It is often difficult to move beyond feeling "stuck" in your business. This scenario was especially apparent to me recently when I heard the following entrepreneur's predicament.

Said entrepreneur runs a web development firm that brings in about a million annually in revenue, with the owner taking home $100,000. The business is stable, and the owner is living comfortably enough, but he's also stuck because he claims not to know how to take things to the next level.

The shop is running at just 50 percent capacity, and the owner says he needs to hire salespeople to increase the incoming business. The problem is, each salesperson hired is a $50,000 annual investment -- money that, as it now stands, would come from the owner's take-home pay.

The owner's especially worried because hiring salespeople is risky. The attrition rate is high, and there are associated costs for both scaling up and training the new employees.

He is struggling with the decision to hire one salesperson.   And yet if he wants to double his revenues (his real goal), it'll probably take six salespeople.

Looking at the numbers

While the entrepreneur is afraid to hire one salesperson, the reality is that if he builds a cash flow model and chooses to hire six, he would be in a hole of $80,000 to $90,000 within a couple of months

How can he afford that?

There almost always are options, particularly for entrepreneurs who aren't in a crisis.

For example, a simple $100,000 loan from a Small Business Administration-backed (SBA) lender could solve a lot of problems -- and the monthly payment would only be in the range of $1,150. That would be enough to expand the sales team.

Even if the salespeople turn out to be complete duds, never make a single sale and are quickly fired, a cost of $1,150 a month is peanuts in the grand scheme of things.

If it works, the business is well on its way to significantly increasing the bottom line and making it possible to pay off the debt.
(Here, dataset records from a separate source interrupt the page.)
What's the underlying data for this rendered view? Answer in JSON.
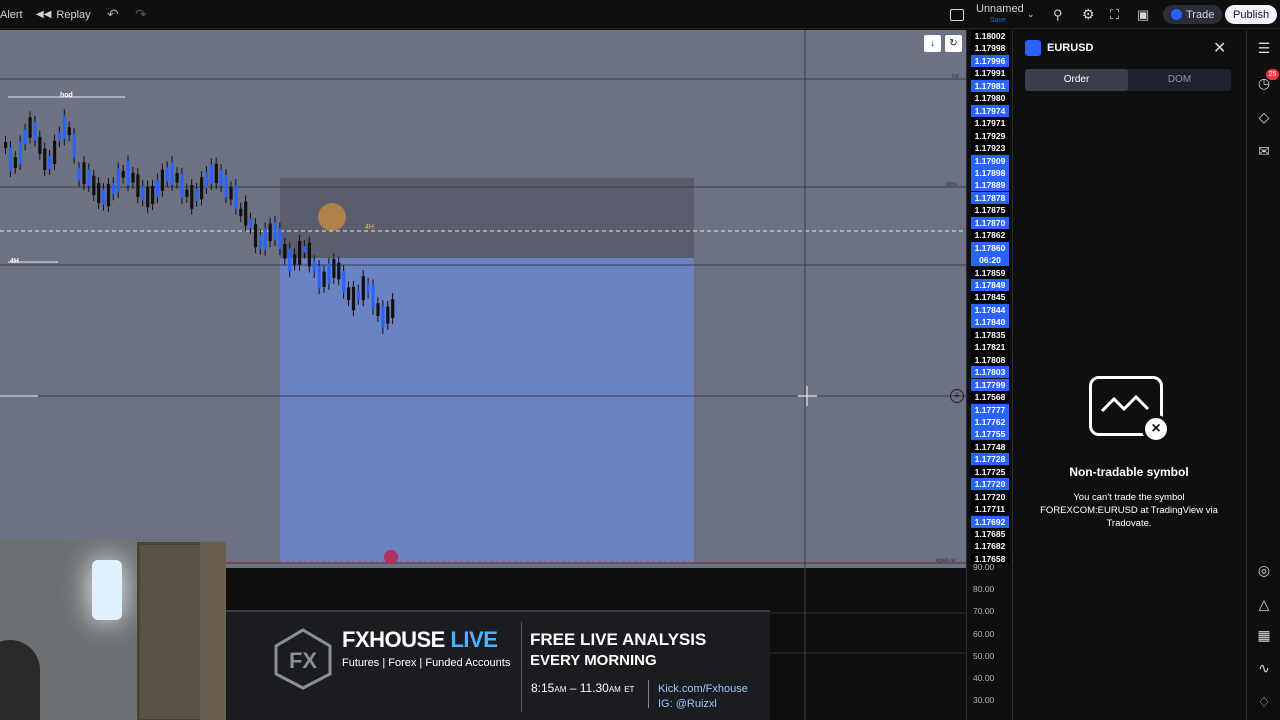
{
  "topbar": {
    "alert_label": "Alert",
    "replay_label": "Replay",
    "layout_name": "Unnamed",
    "layout_status": "Save",
    "trade_label": "Trade",
    "publish_label": "Publish"
  },
  "chart": {
    "labels": {
      "hod": "hod",
      "h4": "4H",
      "dms": "dms",
      "hd": "hd",
      "open_w": "open-w"
    },
    "marker": "4H"
  },
  "price_axis": {
    "prices": [
      {
        "v": "1.18002",
        "c": "#000000"
      },
      {
        "v": "1.17998",
        "c": "#000000"
      },
      {
        "v": "1.17996",
        "c": "#2962ff"
      },
      {
        "v": "1.17991",
        "c": "#000000"
      },
      {
        "v": "1.17981",
        "c": "#2962ff"
      },
      {
        "v": "1.17980",
        "c": "#000000"
      },
      {
        "v": "1.17974",
        "c": "#2962ff"
      },
      {
        "v": "1.17971",
        "c": "#000000"
      },
      {
        "v": "1.17929",
        "c": "#000000"
      },
      {
        "v": "1.17923",
        "c": "#000000"
      },
      {
        "v": "1.17909",
        "c": "#2962ff"
      },
      {
        "v": "1.17898",
        "c": "#2962ff"
      },
      {
        "v": "1.17889",
        "c": "#2962ff"
      },
      {
        "v": "1.17878",
        "c": "#2962ff"
      },
      {
        "v": "1.17875",
        "c": "#000000"
      },
      {
        "v": "1.17870",
        "c": "#2962ff"
      },
      {
        "v": "1.17862",
        "c": "#000000"
      },
      {
        "v": "1.17860",
        "c": "#2962ff"
      },
      {
        "v": "06:20",
        "c": "#2962ff"
      },
      {
        "v": "1.17859",
        "c": "#000000"
      },
      {
        "v": "1.17849",
        "c": "#2962ff"
      },
      {
        "v": "1.17845",
        "c": "#000000"
      },
      {
        "v": "1.17844",
        "c": "#2962ff"
      },
      {
        "v": "1.17840",
        "c": "#2962ff"
      },
      {
        "v": "1.17835",
        "c": "#000000"
      },
      {
        "v": "1.17821",
        "c": "#000000"
      },
      {
        "v": "1.17808",
        "c": "#000000"
      },
      {
        "v": "1.17803",
        "c": "#2962ff"
      },
      {
        "v": "1.17799",
        "c": "#2962ff"
      },
      {
        "v": "1.17568",
        "c": "#000000"
      },
      {
        "v": "1.17777",
        "c": "#2962ff"
      },
      {
        "v": "1.17762",
        "c": "#2962ff"
      },
      {
        "v": "1.17755",
        "c": "#2962ff"
      },
      {
        "v": "1.17748",
        "c": "#000000"
      },
      {
        "v": "1.17728",
        "c": "#2962ff"
      },
      {
        "v": "1.17725",
        "c": "#000000"
      },
      {
        "v": "1.17720",
        "c": "#2962ff"
      },
      {
        "v": "1.17720",
        "c": "#000000"
      },
      {
        "v": "1.17711",
        "c": "#000000"
      },
      {
        "v": "1.17692",
        "c": "#2962ff"
      },
      {
        "v": "1.17685",
        "c": "#000000"
      },
      {
        "v": "1.17682",
        "c": "#000000"
      },
      {
        "v": "1.17658",
        "c": "#000000"
      }
    ],
    "osc_values": [
      "90.00",
      "80.00",
      "70.00",
      "60.00",
      "50.00",
      "40.00",
      "30.00"
    ]
  },
  "panel": {
    "symbol": "EURUSD",
    "tab_order": "Order",
    "tab_dom": "DOM",
    "msg_title": "Non-tradable symbol",
    "msg_line1": "You can't trade the symbol",
    "msg_line2": "FOREXCOM:EURUSD at TradingView via",
    "msg_line3": "Tradovate."
  },
  "sidebar": {
    "notification_count": "25"
  },
  "banner": {
    "brand_a": "FXHOUSE",
    "brand_b": "LIVE",
    "tagline": "Futures | Forex | Funded Accounts",
    "headline1": "FREE LIVE ANALYSIS",
    "headline2": "EVERY MORNING",
    "time_start": "8:15",
    "am1": "AM",
    "dash": " – ",
    "time_end": "11.30",
    "am2": "AM",
    "tz": "ET",
    "kick": "Kick.com/Fxhouse",
    "ig": "IG: @Ruizxl"
  },
  "colors": {
    "blue": "#2962ff",
    "accent_orange": "#f0a030",
    "zone_blue": "#6e84c2",
    "zone_gray": "#5c6070"
  }
}
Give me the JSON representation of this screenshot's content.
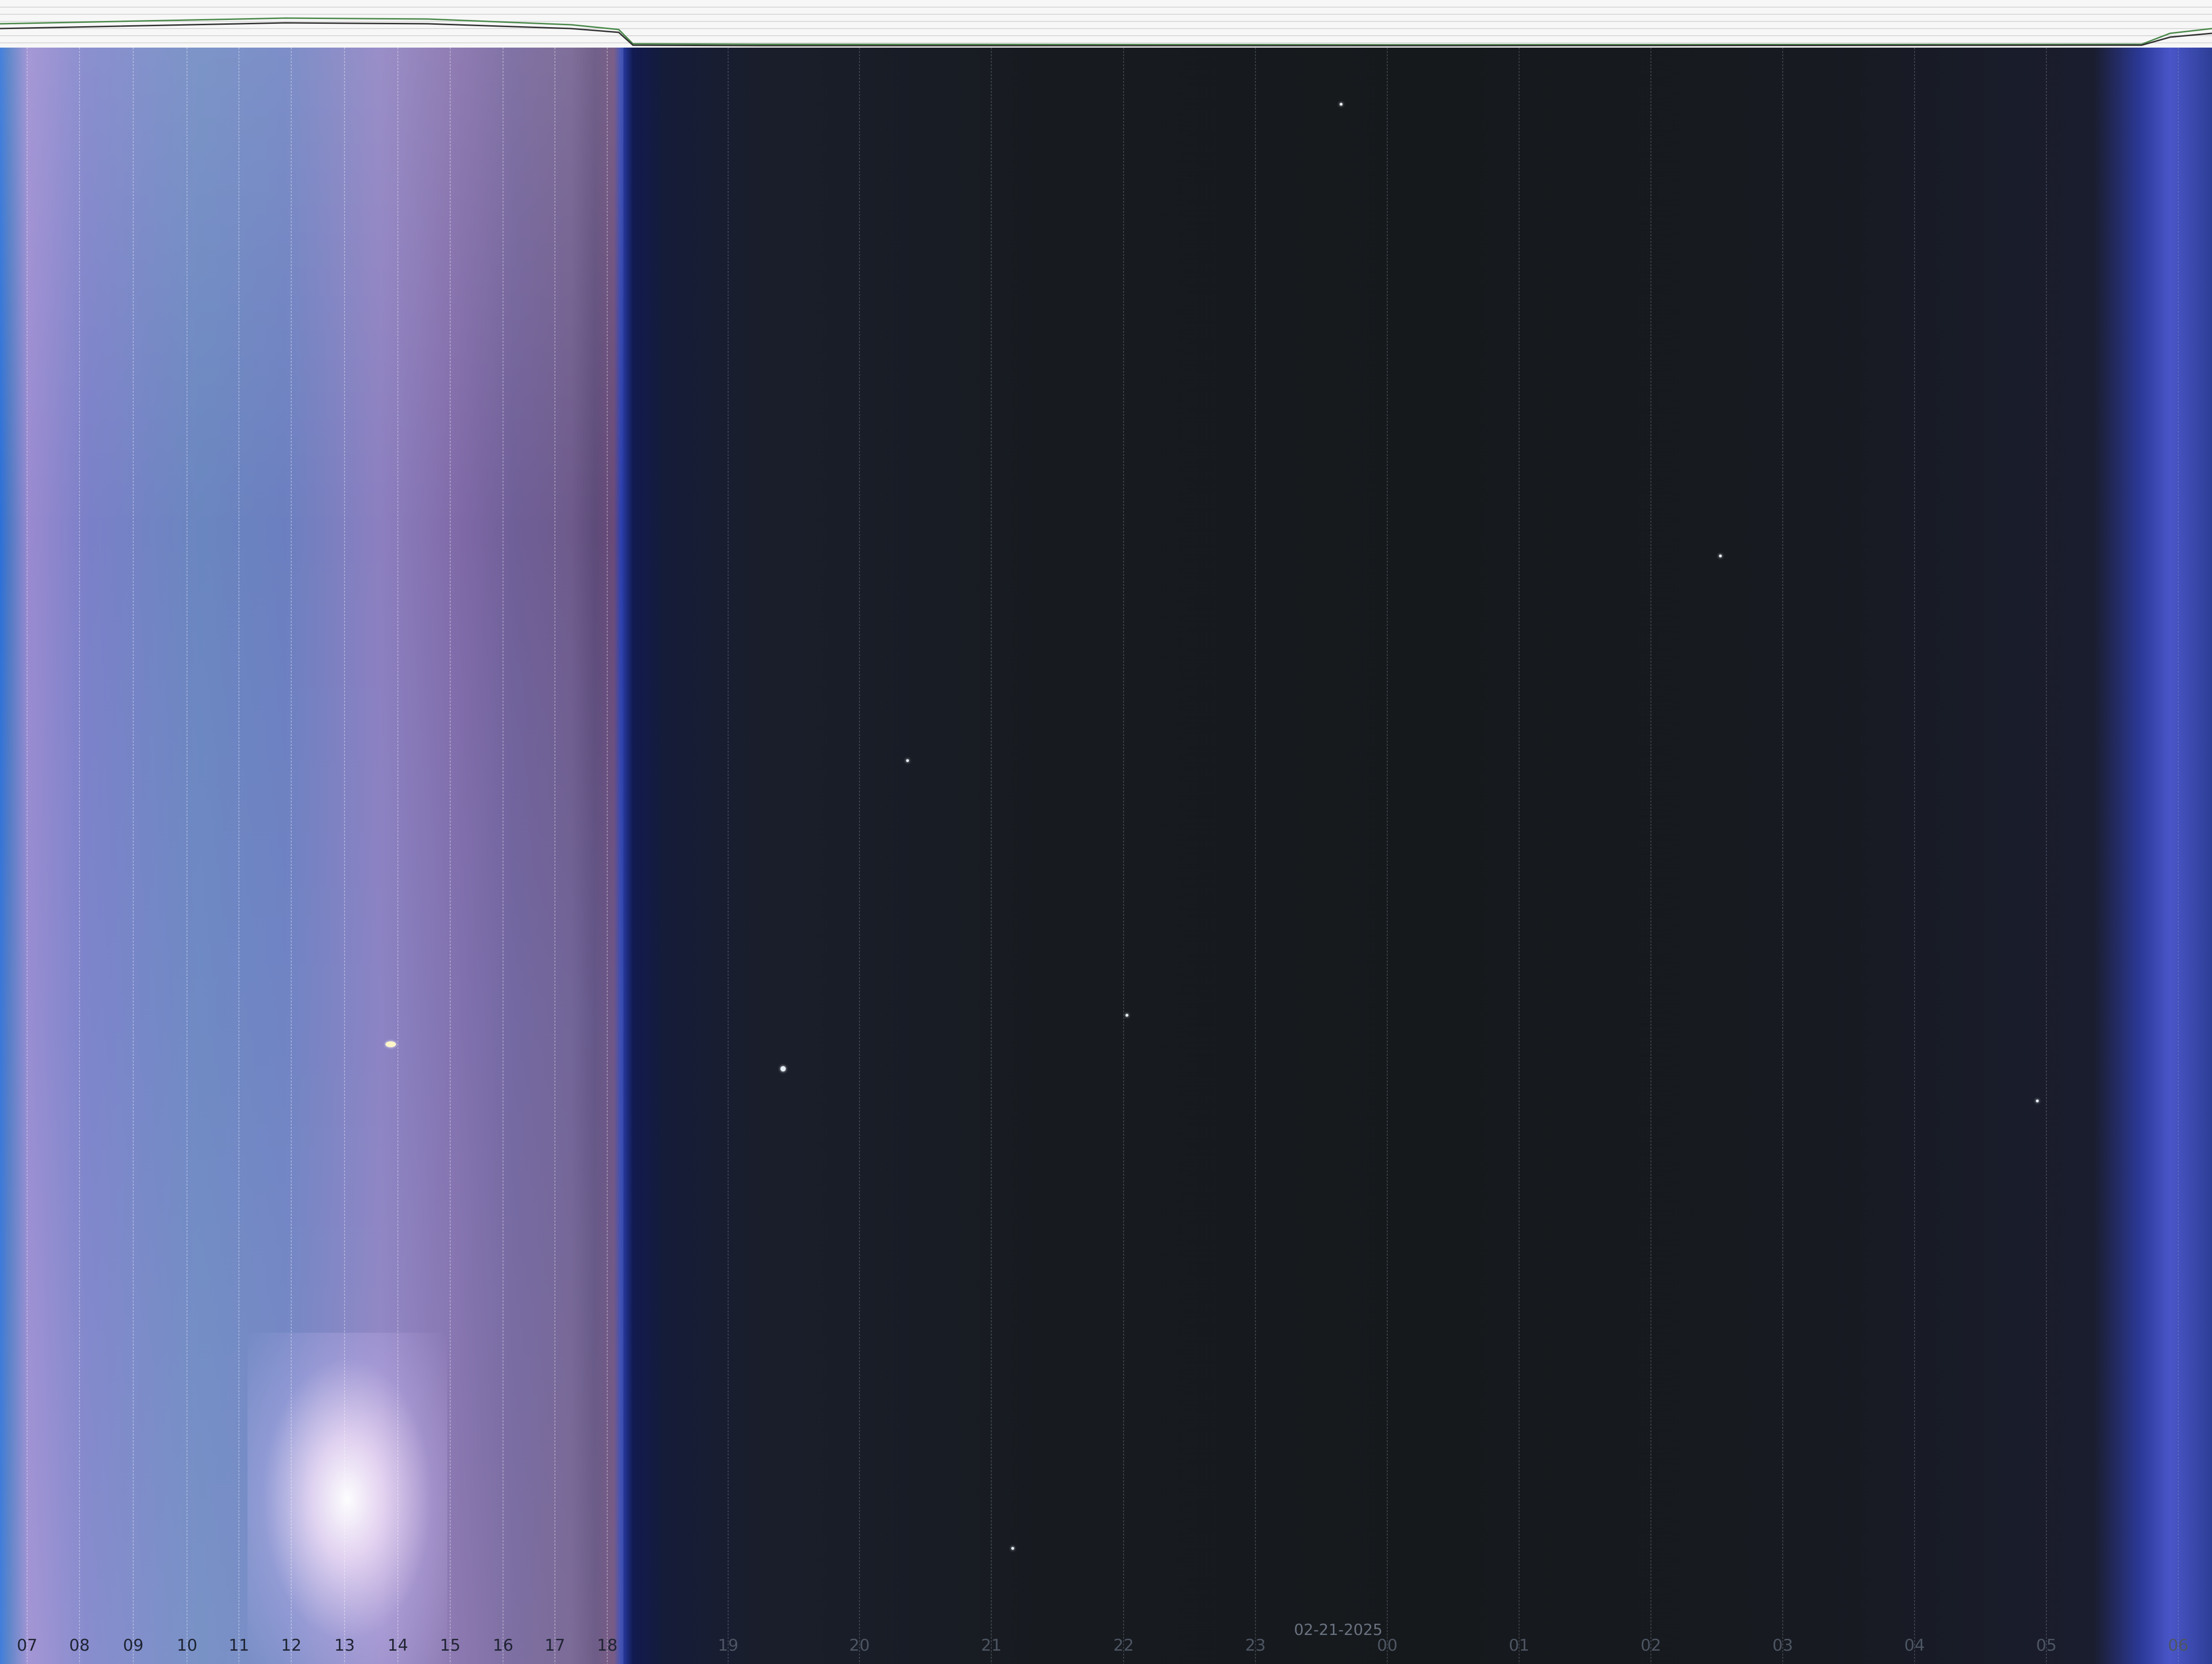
{
  "date": "02-21-2025",
  "hour_labels": [
    "07",
    "08",
    "09",
    "10",
    "11",
    "12",
    "13",
    "14",
    "15",
    "16",
    "17",
    "18",
    "19",
    "20",
    "21",
    "22",
    "23",
    "00",
    "01",
    "02",
    "03",
    "04",
    "05",
    "06"
  ],
  "colors": {
    "day_sky": "#7b80c8",
    "night_sky": "#171b20",
    "dawn_edge": "#4a56c8",
    "sun_glare": "#ffffff",
    "grid_line": "#8a8f9c"
  }
}
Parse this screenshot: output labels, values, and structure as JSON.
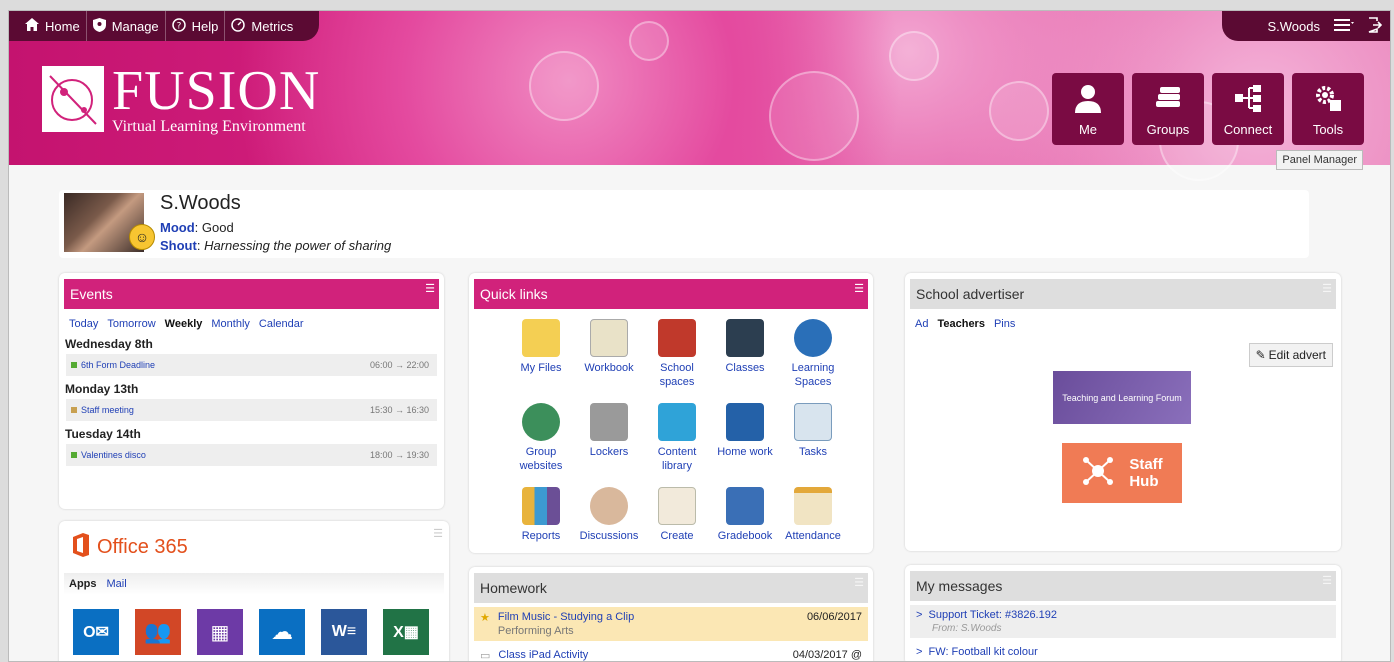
{
  "topbar": {
    "home": "Home",
    "manage": "Manage",
    "help": "Help",
    "metrics": "Metrics",
    "user": "S.Woods"
  },
  "logo": {
    "title": "FUSION",
    "subtitle": "Virtual Learning Environment"
  },
  "tiles": [
    {
      "label": "Me"
    },
    {
      "label": "Groups"
    },
    {
      "label": "Connect"
    },
    {
      "label": "Tools"
    }
  ],
  "tooltip": "Panel Manager",
  "profile": {
    "name": "S.Woods",
    "mood_label": "Mood",
    "mood": "Good",
    "shout_label": "Shout",
    "shout": "Harnessing the power of sharing"
  },
  "events": {
    "title": "Events",
    "tabs": [
      "Today",
      "Tomorrow",
      "Weekly",
      "Monthly",
      "Calendar"
    ],
    "days": [
      {
        "day": "Wednesday 8th",
        "name": "6th Form Deadline",
        "time": "06:00 → 22:00",
        "color": "#55aa33"
      },
      {
        "day": "Monday 13th",
        "name": "Staff meeting",
        "time": "15:30 → 16:30",
        "color": "#c8a050"
      },
      {
        "day": "Tuesday 14th",
        "name": "Valentines disco",
        "time": "18:00 → 19:30",
        "color": "#55aa33"
      }
    ]
  },
  "quicklinks": {
    "title": "Quick links",
    "items": [
      "My Files",
      "Workbook",
      "School spaces",
      "Classes",
      "Learning Spaces",
      "Group websites",
      "Lockers",
      "Content library",
      "Home work",
      "Tasks",
      "Reports",
      "Discussions",
      "Create",
      "Gradebook",
      "Attendance"
    ]
  },
  "advertiser": {
    "title": "School advertiser",
    "tabs": [
      "Ad",
      "Teachers",
      "Pins"
    ],
    "edit": "Edit advert",
    "banner1": "Teaching and Learning Forum",
    "banner2a": "Staff",
    "banner2b": "Hub"
  },
  "office": {
    "title": "Office 365",
    "tabs": [
      "Apps",
      "Mail"
    ]
  },
  "homework": {
    "title": "Homework",
    "items": [
      {
        "title": "Film Music - Studying a Clip",
        "sub": "Performing Arts",
        "date": "06/06/2017"
      },
      {
        "title": "Class iPad Activity",
        "sub": "",
        "date": "04/03/2017 @"
      }
    ]
  },
  "messages": {
    "title": "My messages",
    "items": [
      {
        "title": "Support Ticket: #3826.192",
        "from": "From: S.Woods"
      },
      {
        "title": "FW: Football kit colour",
        "from": ""
      }
    ]
  }
}
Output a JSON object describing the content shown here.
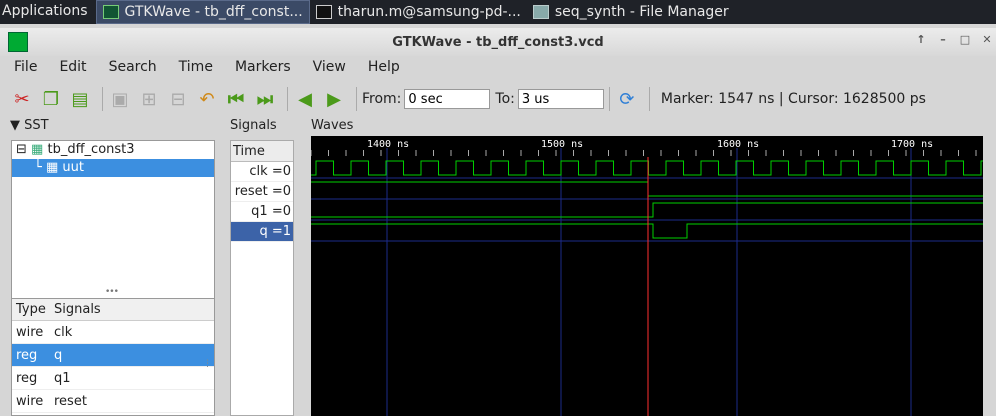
{
  "taskbar": {
    "applications": "Applications",
    "tasks": [
      {
        "label": "GTKWave - tb_dff_const...",
        "icon": "gtkwave-icon",
        "active": true
      },
      {
        "label": "tharun.m@samsung-pd-...",
        "icon": "terminal-icon",
        "active": false
      },
      {
        "label": "seq_synth - File Manager",
        "icon": "folder-icon",
        "active": false
      }
    ]
  },
  "window": {
    "title": "GTKWave - tb_dff_const3.vcd",
    "controls": [
      "↑",
      "–",
      "□",
      "✕"
    ]
  },
  "menu": [
    "File",
    "Edit",
    "Search",
    "Time",
    "Markers",
    "View",
    "Help"
  ],
  "toolbar": {
    "from_label": "From:",
    "from_value": "0 sec",
    "to_label": "To:",
    "to_value": "3 us",
    "marker_text": "Marker: 1547 ns  |  Cursor: 1628500 ps"
  },
  "sst": {
    "header": "▼ SST",
    "tree": [
      {
        "label": "tb_dff_const3",
        "selected": false
      },
      {
        "label": "uut",
        "selected": true
      }
    ],
    "columns": [
      "Type",
      "Signals"
    ],
    "rows": [
      {
        "type": "wire",
        "name": "clk",
        "selected": false
      },
      {
        "type": "reg",
        "name": "q",
        "selected": true
      },
      {
        "type": "reg",
        "name": "q1",
        "selected": false
      },
      {
        "type": "wire",
        "name": "reset",
        "selected": false
      }
    ]
  },
  "signals": {
    "header": "Signals",
    "time_label": "Time",
    "rows": [
      {
        "label": "clk =0",
        "selected": false
      },
      {
        "label": "reset =0",
        "selected": false
      },
      {
        "label": "q1 =0",
        "selected": false
      },
      {
        "label": "q =1",
        "selected": true
      }
    ]
  },
  "waves": {
    "header": "Waves",
    "ticks": [
      "1400 ns",
      "1500 ns",
      "1600 ns",
      "1700 ns"
    ],
    "colors": {
      "bg": "#000000",
      "wave": "#00d000",
      "marker": "#ff3030",
      "grid": "#1c2b8a"
    }
  }
}
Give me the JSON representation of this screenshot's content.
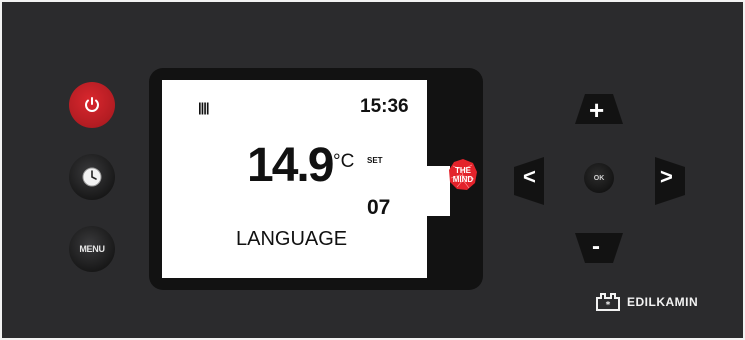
{
  "display": {
    "time": "15:36",
    "temperature": "14.9",
    "unit": "°C",
    "set_label": "SET",
    "set_value": "07",
    "menu_text": "LANGUAGE",
    "signal_icon": "bars-icon"
  },
  "buttons": {
    "power_icon": "power-icon",
    "clock_icon": "clock-icon",
    "menu_label": "MENU",
    "ok_label": "OK",
    "plus_symbol": "+",
    "minus_symbol": "-",
    "left_symbol": "<",
    "right_symbol": ">"
  },
  "badge": {
    "line1": "THE",
    "line2": "MIND"
  },
  "brand": {
    "name": "EDILKAMIN"
  },
  "colors": {
    "panel": "#2b2b2d",
    "power_red": "#c8232a",
    "badge_red": "#e3232b"
  }
}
If need be, another loan might be appropriate to expand the business further.

Emotional vs. rational

Too often, entrepreneurs are fearful of debt, as they see the significant loan number and not the relatively small monthly payments involved -- payments that could be eliminated when the expansion efforts bear fruit.

Aside from the fact that you nearly always have more options than you believe, a rational approach is still going to help you more than an emotional one.

If you believe your heart is interfering with your head, it's a sound idea to obtain some outside counsel that can examine the situation from a neutral perspective and shed light on reasonable options you may be overlooking.

I'm not generally a fan of decisions made by committee, but advice from a trusted confidante or two certainly can't hurt.